CSYS5040: Criticality in Dynamical Systems

Criticality is one of the most important properties of Complex Systems. Criticality occurs in two related but distinct ways: 1. when a system unexpectedly collapses from one state to another, very different, state and 2. when a system is in a state with wild fluctuations and it is highly sensitive to small changes in behaviours. In the first case we call it a 'Tipping Point' and in the second case a 'Continuous Critical Transition'. There are many practical examples of these types of behaviour: Financial markets are often in a continuous critical transition and they can also quickly collapse, diseases that are transferred through a social network can suddenly explode into a pandemic, and a local power outage in an electricity network can cause entire cities to blackout. We will also look at selforganised criticality, where a system evolves to be near one of these 'dangerous' critical points, this is one of the most exciting emergent phenomena in modern applied sciences, engineering and business and we will cover present several real-world applications in this area. This unit will study a range of important examples in which criticality plays a key role and we will show what the underlying causes are for these uncontrolled collapses and wild dynamics. We will use a combination of software examples (Matlab) and mathematical techniques in order to illustrate when and how such interactions might occur and how to simulate their dynamics. It will cover crossdisciplinary concepts and methods based on nonlinear dynamics, including elements of chaos theory and statistical physics, such as fractals and percolation.

Code CSYS5040
Academic unit Computer Science
Credit points 6
Assumed knowledge:
Mathematics at first-year undergraduate level. Some familiarity with mathematical and computational principles at an undergraduate university level (for example, differential calculus or linear algebra).
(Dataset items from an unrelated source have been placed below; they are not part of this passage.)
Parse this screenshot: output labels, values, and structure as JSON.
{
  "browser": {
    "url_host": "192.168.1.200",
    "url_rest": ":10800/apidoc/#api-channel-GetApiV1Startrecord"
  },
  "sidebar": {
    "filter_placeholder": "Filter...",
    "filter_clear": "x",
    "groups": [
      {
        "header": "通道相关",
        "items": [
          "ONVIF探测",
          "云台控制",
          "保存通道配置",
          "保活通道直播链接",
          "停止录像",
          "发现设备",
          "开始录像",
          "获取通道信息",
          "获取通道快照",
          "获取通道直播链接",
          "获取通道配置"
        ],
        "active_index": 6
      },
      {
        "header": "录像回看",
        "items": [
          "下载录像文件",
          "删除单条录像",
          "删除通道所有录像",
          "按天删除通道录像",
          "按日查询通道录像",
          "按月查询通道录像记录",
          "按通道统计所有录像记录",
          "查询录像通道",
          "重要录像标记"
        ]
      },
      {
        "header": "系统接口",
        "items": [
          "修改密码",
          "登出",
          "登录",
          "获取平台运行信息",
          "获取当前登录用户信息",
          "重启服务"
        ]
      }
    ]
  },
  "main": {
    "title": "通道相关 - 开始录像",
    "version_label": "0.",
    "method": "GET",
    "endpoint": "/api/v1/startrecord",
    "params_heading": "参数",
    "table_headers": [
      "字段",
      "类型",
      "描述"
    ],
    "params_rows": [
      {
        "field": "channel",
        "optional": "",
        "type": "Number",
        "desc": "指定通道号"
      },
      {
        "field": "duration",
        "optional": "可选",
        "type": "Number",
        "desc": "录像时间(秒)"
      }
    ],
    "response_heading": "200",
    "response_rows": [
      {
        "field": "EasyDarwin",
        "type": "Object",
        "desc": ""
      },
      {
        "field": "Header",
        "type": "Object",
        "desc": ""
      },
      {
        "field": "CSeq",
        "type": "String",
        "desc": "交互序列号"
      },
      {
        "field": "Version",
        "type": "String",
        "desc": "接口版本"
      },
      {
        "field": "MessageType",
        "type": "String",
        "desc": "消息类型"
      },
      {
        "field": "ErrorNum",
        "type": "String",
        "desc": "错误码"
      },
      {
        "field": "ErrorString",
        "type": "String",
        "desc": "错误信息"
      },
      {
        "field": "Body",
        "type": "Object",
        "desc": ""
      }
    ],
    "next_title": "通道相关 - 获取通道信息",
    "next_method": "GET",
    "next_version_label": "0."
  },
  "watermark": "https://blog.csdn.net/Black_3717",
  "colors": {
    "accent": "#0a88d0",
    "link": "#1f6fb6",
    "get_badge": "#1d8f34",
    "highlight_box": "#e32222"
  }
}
Familiarity with a programming language at a beginners level for data analysis

At the completion of this unit, you should be able to:

  • LO1. understand and extend the design of a model of critical dynamics using techniques from class and your own readings
  • LO2. take a set of data and apply the techniques developed in class in order to answer key questions about a system's evolution in a structured and rigorous fashion
  • LO3. understand models of dynamical systems, the nature of the time series they generate, be able to compare them with real time series data sets, and apply these simulations in order to understand the underlying mechanisms that drive the behaviour of complex systems over time
  • LO4. develop scientific programming skills that can be applied to the analysis of dynamical systems and critical phenomena
  • LO5. assess the nature of a system from its behaviour and make an informed decision as to whether it is 'critical' or not
  • LO6. simulate the critical behaviour of a system and decide whether or not the simulation matches the behaviour of the system.